Immunization of naive BALB/c mice with human β2‐Glycoprotein I breaks tolerance to the murine molecule

Abstract

Objective Immunization of naive mice with β₂‐glycoprotein I (β₂GPI) leads to the generation of pathogenic anticardiolipin antibodies associated with clinical manifestations of the antiphospholipid syndrome (APS). The aim of this study was to determine whether immunization of naive mice with human β₂GPI, which shares homology with mouse β₂GPI molecules, breaks tolerance to murine β₂GPI and leads to the generation of anti‐mouse β₂GPI. Methods Twenty‐four female BALB/c mice were immunized in the footpads with 10 μg of human β₂GPI. Twelve age‐ and sex‐matched BALB/c mice were immunized in the same manner with Freund's complete adjuvant and served as controls. The reactivity of whole sera, polyclonal IgG, and affinity‐purified anti‐β₂GPI IgG antibodies against human, bovine, and mouse β₂GPI was evaluated by enzyme‐linked immunosorbent assay. Results High titers of anti‐human β₂GPI IgG antibodies were detected 1 month after immunization.
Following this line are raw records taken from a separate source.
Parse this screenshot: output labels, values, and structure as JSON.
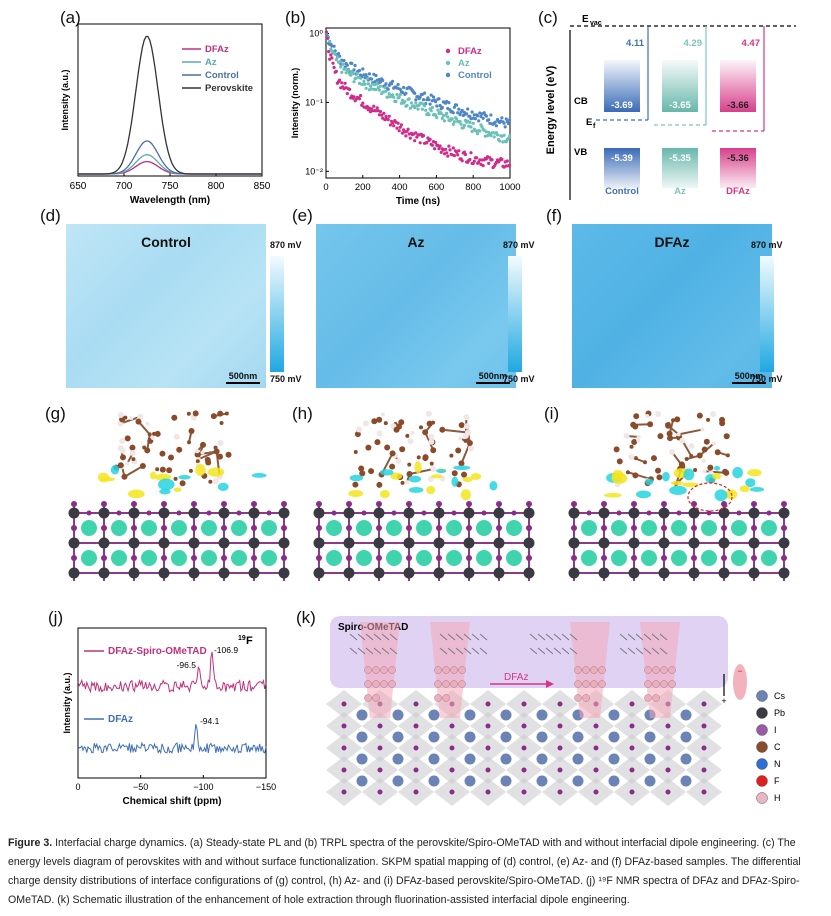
{
  "panel_labels": {
    "a": "(a)",
    "b": "(b)",
    "c": "(c)",
    "d": "(d)",
    "e": "(e)",
    "f": "(f)",
    "g": "(g)",
    "h": "(h)",
    "i": "(i)",
    "j": "(j)",
    "k": "(k)"
  },
  "chart_data": [
    {
      "id": "a",
      "type": "line",
      "xlabel": "Wavelength (nm)",
      "ylabel": "Intensity (a.u.)",
      "xlim": [
        650,
        850
      ],
      "xticks": [
        "650",
        "700",
        "750",
        "800",
        "850"
      ],
      "peak_x": 725,
      "series": [
        {
          "name": "DFAz",
          "color": "#c2307a",
          "peak": 0.09
        },
        {
          "name": "Az",
          "color": "#5aa8b8",
          "peak": 0.14
        },
        {
          "name": "Control",
          "color": "#4d6fa6",
          "peak": 0.24
        },
        {
          "name": "Perovskite",
          "color": "#333333",
          "peak": 1.0
        }
      ]
    },
    {
      "id": "b",
      "type": "scatter",
      "xlabel": "Time (ns)",
      "ylabel": "Intensity (norm.)",
      "xlim": [
        0,
        1000
      ],
      "ylim": [
        0.008,
        1.2
      ],
      "yscale": "log",
      "xticks": [
        "0",
        "200",
        "400",
        "600",
        "800",
        "1000"
      ],
      "yticks": [
        "10⁻²",
        "10⁻¹",
        "10⁰"
      ],
      "series": [
        {
          "name": "DFAz",
          "color": "#d12b8a",
          "tau1": 20,
          "tau2": 200,
          "a1": 0.75,
          "floor": 0.011
        },
        {
          "name": "Az",
          "color": "#6ac1b8",
          "tau1": 30,
          "tau2": 320,
          "a1": 0.65,
          "floor": 0.015
        },
        {
          "name": "Control",
          "color": "#4f86c6",
          "tau1": 40,
          "tau2": 380,
          "a1": 0.6,
          "floor": 0.02
        }
      ]
    }
  ],
  "energy": {
    "ylabel": "Energy  level (eV)",
    "evac": "E",
    "evac_sub": "vac",
    "ef": "E",
    "ef_sub": "f",
    "cb": "CB",
    "vb": "VB",
    "columns": [
      {
        "name": "Control",
        "wf": "4.11",
        "cb": "-3.69",
        "vb": "-5.39",
        "color": "#2f63b3",
        "wfcolor": "#3f6fb8"
      },
      {
        "name": "Az",
        "wf": "4.29",
        "cb": "-3.65",
        "vb": "-5.35",
        "color": "#5fb3a6",
        "wfcolor": "#7cc4b9"
      },
      {
        "name": "DFAz",
        "wf": "4.47",
        "cb": "-3.66",
        "vb": "-5.36",
        "color": "#d63585",
        "wfcolor": "#d63585"
      }
    ]
  },
  "skpm": [
    {
      "title": "Control",
      "scale": "500nm",
      "cmax": "870 mV",
      "cmin": "750 mV"
    },
    {
      "title": "Az",
      "scale": "500nm",
      "cmax": "870 mV",
      "cmin": "750 mV"
    },
    {
      "title": "DFAz",
      "scale": "500nm",
      "cmax": "870 mV",
      "cmin": "750 mV"
    }
  ],
  "nmr": {
    "nucleus_sup": "19",
    "nucleus": "F",
    "xlabel": "Chemical shift (ppm)",
    "ylabel": "Intensity (a.u.)",
    "xticks": [
      "0",
      "−50",
      "−100",
      "−150"
    ],
    "series": [
      {
        "name": "DFAz-Spiro-OMeTAD",
        "color": "#c2307a",
        "peaks": [
          "-96.5",
          "-106.9"
        ]
      },
      {
        "name": "DFAz",
        "color": "#3f6fb8",
        "peaks": [
          "-94.1"
        ]
      }
    ]
  },
  "schematic": {
    "top_label": "Spiro-OMeTAD",
    "arrow_label": "DFAz",
    "dipole_plus": "+",
    "dipole_minus": "−",
    "legend": [
      {
        "name": "Cs",
        "color": "#6b84b5"
      },
      {
        "name": "Pb",
        "color": "#3b3b44"
      },
      {
        "name": "I",
        "color": "#9b5aa8"
      },
      {
        "name": "C",
        "color": "#8a4b2a"
      },
      {
        "name": "N",
        "color": "#2b6fd6"
      },
      {
        "name": "F",
        "color": "#e02020"
      },
      {
        "name": "H",
        "color": "#e8b7c1"
      }
    ]
  },
  "caption": {
    "figure": "Figure 3.",
    "text": " Interfacial charge dynamics. (a) Steady-state PL and (b) TRPL spectra of the perovskite/Spiro-OMeTAD with and without interfacial dipole engineering. (c) The energy levels diagram of perovskites with and without surface functionalization. SKPM spatial mapping of (d) control, (e) Az- and (f) DFAz-based samples. The differential charge density distributions of interface configurations of (g) control, (h) Az- and (i) DFAz-based perovskite/Spiro-OMeTAD. (j) ¹⁹F NMR spectra of DFAz and DFAz-Spiro-OMeTAD. (k) Schematic illustration of the enhancement of hole extraction through fluorination-assisted interfacial dipole engineering."
  }
}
Progressively increasing titers against murine and bovine β₂GPI were recorded 1–4 months after injection. Conclusion Immunization of mice with human β₂GPI resulted in the generation of antibodies reacting with human, bovine, and murine β₂GPI. The loss of tolerance to mouse β₂GPI is attributable to the high interspecies homology of β₂GPI. These results may point to molecular mimicry as a possible cause of APS.